La vie de Jean-Luc Godard en près de 900 pages passionnantes, où l'on voit que c'est un homme très complexe. Il est à la fois capable de rompre avec ses amis, de détruire ses films (A bout de souffle est pour lui un film quasi fascisant), voire de provoquer volontairement un accident de tournage pour qu'il se sente bien (il va jusqu'à humilier Jane Fonda, Mireille Darc, Bruno Nuytten, voire ses producteurs, certains sont traités de "sales juifs"). On sent qu'il a vécu plusieurs périodes bien définies, que ce soit dans ses films (de A bout de souffle jusqu'à La chinoise, il aura réalisé 14 films en moins de 9 ans ) que dans sa vie personnelle (la perte de l'enfant que portait Karina va le "transformer", l'accident de moto subie aux USA dans les années 70 va encore le changer, il évolue de façon parfois opposée politiquement) jusqu'à finir quasiment tout seul aujourd'hui dans sa maison située en Suisse, tel un sage (ou un vieil aigri par moments), sortant de sa "tanière" pour accepter des commandes (à ce titre, le passage sur l'expo qui lui fut consacrée en 2006 est éloquent sur sa manière de vivre sur la destruction) ou rejeter le culte mondial dont il est l'objet.
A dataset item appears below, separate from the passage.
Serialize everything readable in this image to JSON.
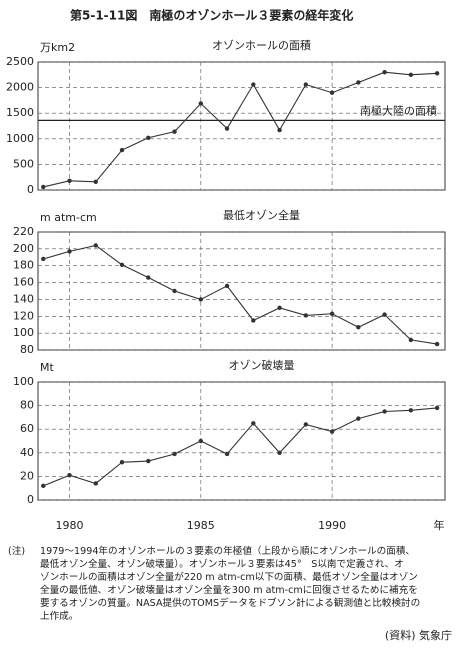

Sur le côté cinéma, c'est très intéressant, les anecdotes pleuvent à tout va (A bout de souffle est considéré comme un film de 2h10 resserré en 1h30, Godard ayant fait 75 coupes dans le film, et retirant seulement 2 plans), en particulier sur ceux des années 60. Dommage que sa cinéphilie soit assez peu évoquée (y compris durant le passage consacré à sa présence aux Cahiers du Cinéma), on sait qu'un de ses derniers coups de cœur fut Brown Bunny de Vincent Gallo.
C'est pas loin de se lire comme un polar, car la vie de Godard n'est pas banale et est vraiment passionnante sur un des réalisateurs français les plus connus (et un de ceux qui aura une vraie présence en tant que "penseur" dans les années, à en juger son influence sur les évènements de Mai 68), quoique l'on puisse penser de son ciné, et de l'homme (qu'on peut trouver détestable, ce qui n'est pas mon cas).